La Russie enfonce le clou. Alors que les députés russes ont voté, le 24 novembre, l’extension d’une loi anti-LGBT adoptée en 2013 qui vise à interdire la “promotion de relations sexuelles non traditionnelles” auprès de tous les publics dans les médias, sur Internet, dans les livres et dans les films, note France 24, cette législation préoccupe vivement le monde de l’art, qui craint un redoublement de la censure, qui est déjà très forte. Notamment du cinéma. Dans une tribune publiée dans le journal Le Monde, le spécialiste du cinéma russe, Joël Chapron, explique que le septième art “restait il y a encore peu de temps, avec Internet, le seul vecteur visuel d’une culture ‘alternative’”. Mais désormais, “la mainmise de l’État russe à tous les niveaux, du financement à la sortie des films, étouffe de plus en plus ce dernier espace de création.” 

Crainte que “la liste des interdictions s’allonge”

Si la censure a officiellement été abolie en 1993, indique le spécialiste, quelques films ont, durant les décennies précédentes, été interdits. Il prend exemple de La Mort de Staline d’Armando Iannucci (2017), de Russie 88 de Pavel Bardine (2009) ou de La Fête d’Alexeï Krassovski (2019). “Depuis le 24 février, reprend Joël Chapron, le nombre de films qui n’accèdent plus aux écrans croît de manière exponentielle. Il semblerait qu’une cinquantaine de films tournés avant l’invasion et dont certains acteurs ont pris fait et cause contre la guerre aient rejoint une ‘liste noire’ de films qui ne sortiront pas.

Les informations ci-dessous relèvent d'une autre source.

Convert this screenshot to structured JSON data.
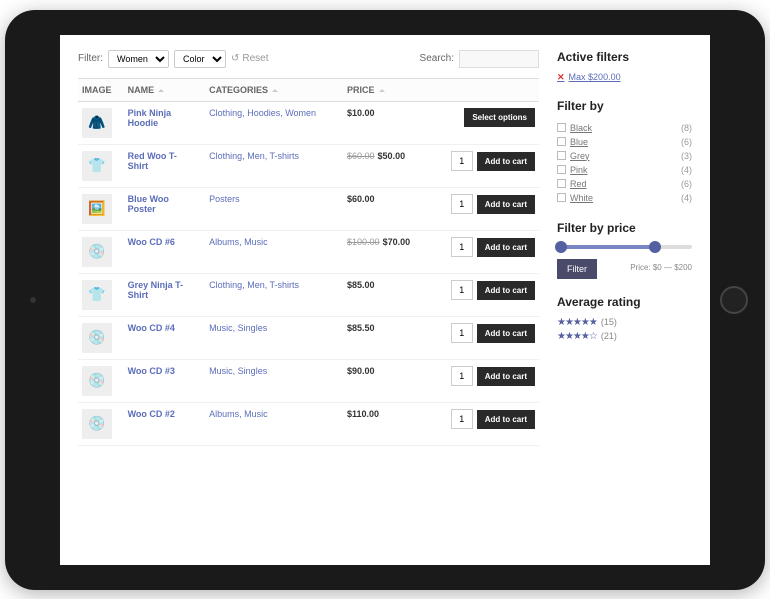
{
  "filterbar": {
    "label": "Filter:",
    "select1": "Women",
    "select2": "Color",
    "reset": "Reset",
    "searchLabel": "Search:"
  },
  "columns": {
    "image": "IMAGE",
    "name": "NAME",
    "categories": "CATEGORIES",
    "price": "PRICE"
  },
  "products": [
    {
      "name": "Pink Ninja Hoodie",
      "cats": "Clothing, Hoodies, Women",
      "price": "$10.00",
      "old": "",
      "action": "Select options",
      "qty": ""
    },
    {
      "name": "Red Woo T-Shirt",
      "cats": "Clothing, Men, T-shirts",
      "price": "$50.00",
      "old": "$60.00",
      "action": "Add to cart",
      "qty": "1"
    },
    {
      "name": "Blue Woo Poster",
      "cats": "Posters",
      "price": "$60.00",
      "old": "",
      "action": "Add to cart",
      "qty": "1"
    },
    {
      "name": "Woo CD #6",
      "cats": "Albums, Music",
      "price": "$70.00",
      "old": "$100.00",
      "action": "Add to cart",
      "qty": "1"
    },
    {
      "name": "Grey Ninja T-Shirt",
      "cats": "Clothing, Men, T-shirts",
      "price": "$85.00",
      "old": "",
      "action": "Add to cart",
      "qty": "1"
    },
    {
      "name": "Woo CD #4",
      "cats": "Music, Singles",
      "price": "$85.50",
      "old": "",
      "action": "Add to cart",
      "qty": "1"
    },
    {
      "name": "Woo CD #3",
      "cats": "Music, Singles",
      "price": "$90.00",
      "old": "",
      "action": "Add to cart",
      "qty": "1"
    },
    {
      "name": "Woo CD #2",
      "cats": "Albums, Music",
      "price": "$110.00",
      "old": "",
      "action": "Add to cart",
      "qty": "1"
    }
  ],
  "thumbs": [
    "🧥",
    "👕",
    "🖼️",
    "💿",
    "👕",
    "💿",
    "💿",
    "💿"
  ],
  "sidebar": {
    "activeFilters": {
      "title": "Active filters",
      "item": "Max $200.00"
    },
    "filterBy": {
      "title": "Filter by",
      "attrs": [
        {
          "label": "Black",
          "count": "(8)"
        },
        {
          "label": "Blue",
          "count": "(6)"
        },
        {
          "label": "Grey",
          "count": "(3)"
        },
        {
          "label": "Pink",
          "count": "(4)"
        },
        {
          "label": "Red",
          "count": "(6)"
        },
        {
          "label": "White",
          "count": "(4)"
        }
      ]
    },
    "filterPrice": {
      "title": "Filter by price",
      "button": "Filter",
      "range": "Price: $0 — $200"
    },
    "rating": {
      "title": "Average rating",
      "rows": [
        {
          "stars": "★★★★★",
          "count": "(15)"
        },
        {
          "stars": "★★★★☆",
          "count": "(21)"
        }
      ]
    }
  }
}
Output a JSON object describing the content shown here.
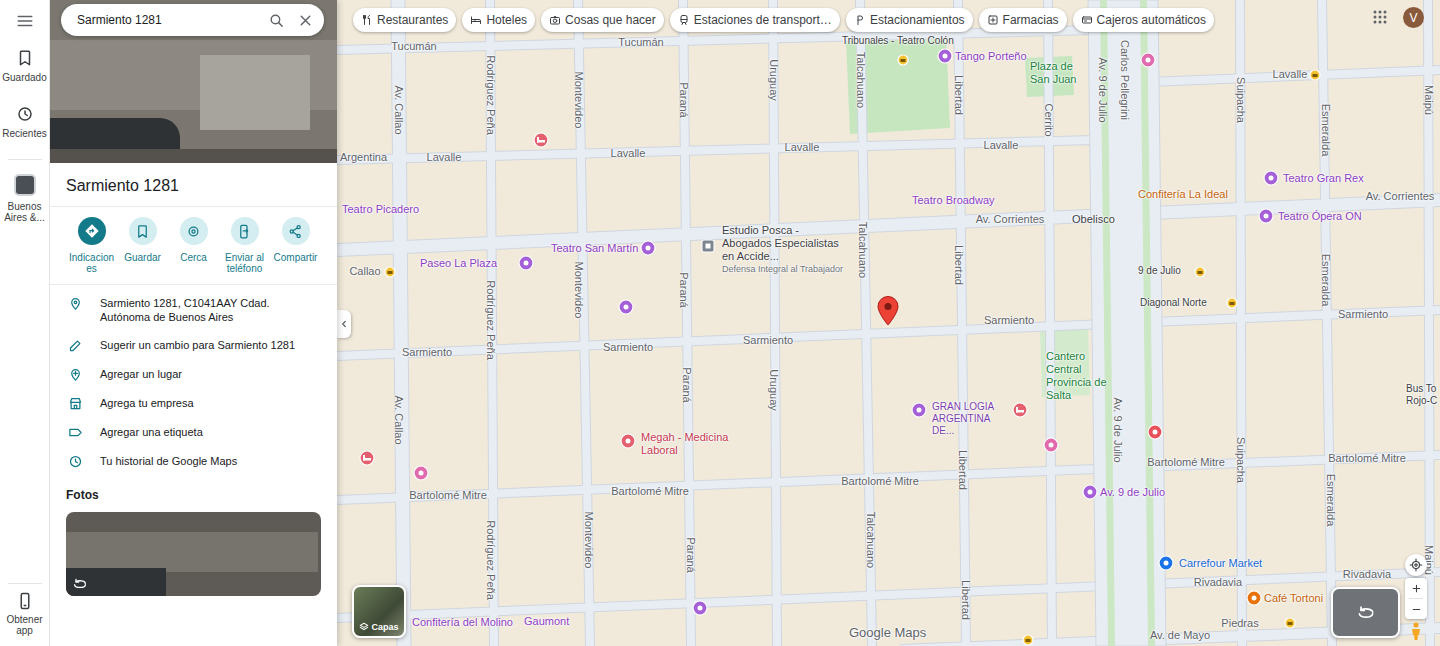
{
  "search": {
    "value": "Sarmiento 1281"
  },
  "rail": {
    "items": [
      {
        "label": "Guardado",
        "kind": "saved"
      },
      {
        "label": "Recientes",
        "kind": "recent"
      },
      {
        "label": "Buenos Aires &...",
        "kind": "place"
      }
    ],
    "bottom_label": "Obtener app"
  },
  "place": {
    "title": "Sarmiento 1281",
    "actions": [
      {
        "label": "Indicaciones",
        "kind": "primary"
      },
      {
        "label": "Guardar",
        "kind": "secondary"
      },
      {
        "label": "Cerca",
        "kind": "secondary"
      },
      {
        "label": "Enviar al teléfono",
        "kind": "secondary"
      },
      {
        "label": "Compartir",
        "kind": "secondary"
      }
    ],
    "details": [
      {
        "text": "Sarmiento 1281, C1041AAY Cdad. Autónoma de Buenos Aires",
        "kind": "address"
      },
      {
        "text": "Sugerir un cambio para Sarmiento 1281",
        "kind": "edit"
      },
      {
        "text": "Agregar un lugar",
        "kind": "add-place"
      },
      {
        "text": "Agrega tu empresa",
        "kind": "business"
      },
      {
        "text": "Agregar una etiqueta",
        "kind": "label"
      },
      {
        "text": "Tu historial de Google Maps",
        "kind": "history"
      }
    ],
    "photos_heading": "Fotos"
  },
  "categories": [
    {
      "label": "Restaurantes",
      "kind": "restaurant"
    },
    {
      "label": "Hoteles",
      "kind": "hotel"
    },
    {
      "label": "Cosas que hacer",
      "kind": "things"
    },
    {
      "label": "Estaciones de transport…",
      "kind": "transit"
    },
    {
      "label": "Estacionamientos",
      "kind": "parking"
    },
    {
      "label": "Farmacias",
      "kind": "pharmacy"
    },
    {
      "label": "Cajeros automáticos",
      "kind": "atm"
    }
  ],
  "account": {
    "initial": "V"
  },
  "map": {
    "streets": [
      {
        "text": "Tucumán",
        "kind": "h"
      },
      {
        "text": "Tucumán",
        "kind": "h"
      },
      {
        "text": "Lavalle",
        "kind": "h"
      },
      {
        "text": "Lavalle",
        "kind": "h"
      },
      {
        "text": "Lavalle",
        "kind": "h"
      },
      {
        "text": "Lavalle",
        "kind": "h"
      },
      {
        "text": "Lavalle",
        "kind": "h"
      },
      {
        "text": "Av. Corrientes",
        "kind": "h"
      },
      {
        "text": "Av. Corrientes",
        "kind": "h"
      },
      {
        "text": "Callao",
        "kind": "h"
      },
      {
        "text": "Sarmiento",
        "kind": "h"
      },
      {
        "text": "Sarmiento",
        "kind": "h"
      },
      {
        "text": "Sarmiento",
        "kind": "h"
      },
      {
        "text": "Sarmiento",
        "kind": "h"
      },
      {
        "text": "Sarmiento",
        "kind": "h"
      },
      {
        "text": "Bartolomé Mitre",
        "kind": "h"
      },
      {
        "text": "Bartolomé Mitre",
        "kind": "h"
      },
      {
        "text": "Bartolomé Mitre",
        "kind": "h"
      },
      {
        "text": "Bartolomé Mitre",
        "kind": "h"
      },
      {
        "text": "Bartolomé Mitre",
        "kind": "h"
      },
      {
        "text": "Rivadavia",
        "kind": "h"
      },
      {
        "text": "Rivadavia",
        "kind": "h"
      },
      {
        "text": "Av. de Mayo",
        "kind": "h"
      },
      {
        "text": "Piedras",
        "kind": "h"
      },
      {
        "text": "Av. Callao",
        "kind": "v"
      },
      {
        "text": "Av. Callao",
        "kind": "v"
      },
      {
        "text": "Rodríguez Peña",
        "kind": "v"
      },
      {
        "text": "Rodríguez Peña",
        "kind": "v"
      },
      {
        "text": "Rodríguez Peña",
        "kind": "v"
      },
      {
        "text": "Montevideo",
        "kind": "v"
      },
      {
        "text": "Montevideo",
        "kind": "v"
      },
      {
        "text": "Montevideo",
        "kind": "v"
      },
      {
        "text": "Paraná",
        "kind": "v"
      },
      {
        "text": "Paraná",
        "kind": "v"
      },
      {
        "text": "Paraná",
        "kind": "v"
      },
      {
        "text": "Paraná",
        "kind": "v"
      },
      {
        "text": "Uruguay",
        "kind": "v"
      },
      {
        "text": "Uruguay",
        "kind": "v"
      },
      {
        "text": "Talcahuano",
        "kind": "v"
      },
      {
        "text": "Talcahuano",
        "kind": "v"
      },
      {
        "text": "Talcahuano",
        "kind": "v"
      },
      {
        "text": "Libertad",
        "kind": "v"
      },
      {
        "text": "Libertad",
        "kind": "v"
      },
      {
        "text": "Libertad",
        "kind": "v"
      },
      {
        "text": "Libertad",
        "kind": "v"
      },
      {
        "text": "Cerrito",
        "kind": "v"
      },
      {
        "text": "Carlos Pellegrini",
        "kind": "v"
      },
      {
        "text": "Av. 9 de Julio",
        "kind": "v"
      },
      {
        "text": "Av. 9 de Julio",
        "kind": "v"
      },
      {
        "text": "Suipacha",
        "kind": "v"
      },
      {
        "text": "Suipacha",
        "kind": "v"
      },
      {
        "text": "Esmeralda",
        "kind": "v"
      },
      {
        "text": "Esmeralda",
        "kind": "v"
      },
      {
        "text": "Esmeralda",
        "kind": "v"
      },
      {
        "text": "Maipú",
        "kind": "v"
      },
      {
        "text": "Maipú",
        "kind": "v"
      }
    ],
    "places": [
      {
        "name": "Tango Porteño",
        "kind": "theater"
      },
      {
        "name": "Tribunales - Teatro Colón",
        "kind": "transit"
      },
      {
        "name": "Plaza de San Juan",
        "kind": "park"
      },
      {
        "name": "Argentina",
        "kind": "plain"
      },
      {
        "name": "Teatro Picadero",
        "kind": "theater"
      },
      {
        "name": "Estudio Posca - Abogados Especialistas en Accide...",
        "subtitle": "Defensa Integral al Trabajador",
        "kind": "office"
      },
      {
        "name": "Teatro Broadway",
        "kind": "theater"
      },
      {
        "name": "Teatro San Martín",
        "kind": "theater"
      },
      {
        "name": "Paseo La Plaza",
        "kind": "theater"
      },
      {
        "name": "Obelisco",
        "kind": "landmark"
      },
      {
        "name": "Confitería La Ideal",
        "kind": "food"
      },
      {
        "name": "Teatro Gran Rex",
        "kind": "theater"
      },
      {
        "name": "Teatro Ópera ON",
        "kind": "theater"
      },
      {
        "name": "9 de Julio",
        "kind": "transit"
      },
      {
        "name": "Diagonal Norte",
        "kind": "transit"
      },
      {
        "name": "Cantero Central Provincia de Salta",
        "kind": "park"
      },
      {
        "name": "GRAN LOGIA ARGENTINA DE...",
        "kind": "lodge"
      },
      {
        "name": "Megah - Medicina Laboral",
        "kind": "medical"
      },
      {
        "name": "Av. 9 de Julio",
        "kind": "theater"
      },
      {
        "name": "Carrefour Market",
        "kind": "grocery"
      },
      {
        "name": "Café Tortoni",
        "kind": "food"
      },
      {
        "name": "Confitería del Molino",
        "kind": "theater"
      },
      {
        "name": "Gaumont",
        "kind": "theater"
      },
      {
        "name": "Bus To\nRojo-C",
        "kind": "transit"
      }
    ],
    "markers": [
      {
        "kind": "hotel"
      },
      {
        "kind": "hotel"
      },
      {
        "kind": "hotel"
      },
      {
        "kind": "shop"
      },
      {
        "kind": "shop"
      },
      {
        "kind": "shop"
      },
      {
        "kind": "bank"
      },
      {
        "kind": "bank"
      },
      {
        "kind": "bank"
      },
      {
        "kind": "bank"
      },
      {
        "kind": "bank"
      },
      {
        "kind": "bank"
      },
      {
        "kind": "bank"
      },
      {
        "kind": "theater"
      },
      {
        "kind": "theater"
      },
      {
        "kind": "attraction"
      }
    ],
    "layers_label": "Capas",
    "logo": "Google Maps"
  }
}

Il y a peu, le visa d’exploitation du documentaire La Famine d’Alexandre Arkhanguelski et Maxime Kournikov sur la famine organisée par Staline en 1932-1933 a été retiré, écrit le spécialiste du cinéma russe. La raison ? Le film “diffuse des informations dont la propagation est interdite dans la Fédération de Russie.” D’autre part, il note que la “liste des interdictions s’allonge sans base juridique précise.” Et craint que certaines œuvres cinématographiques, actuellement en phase de production, ne voient jamais le jour.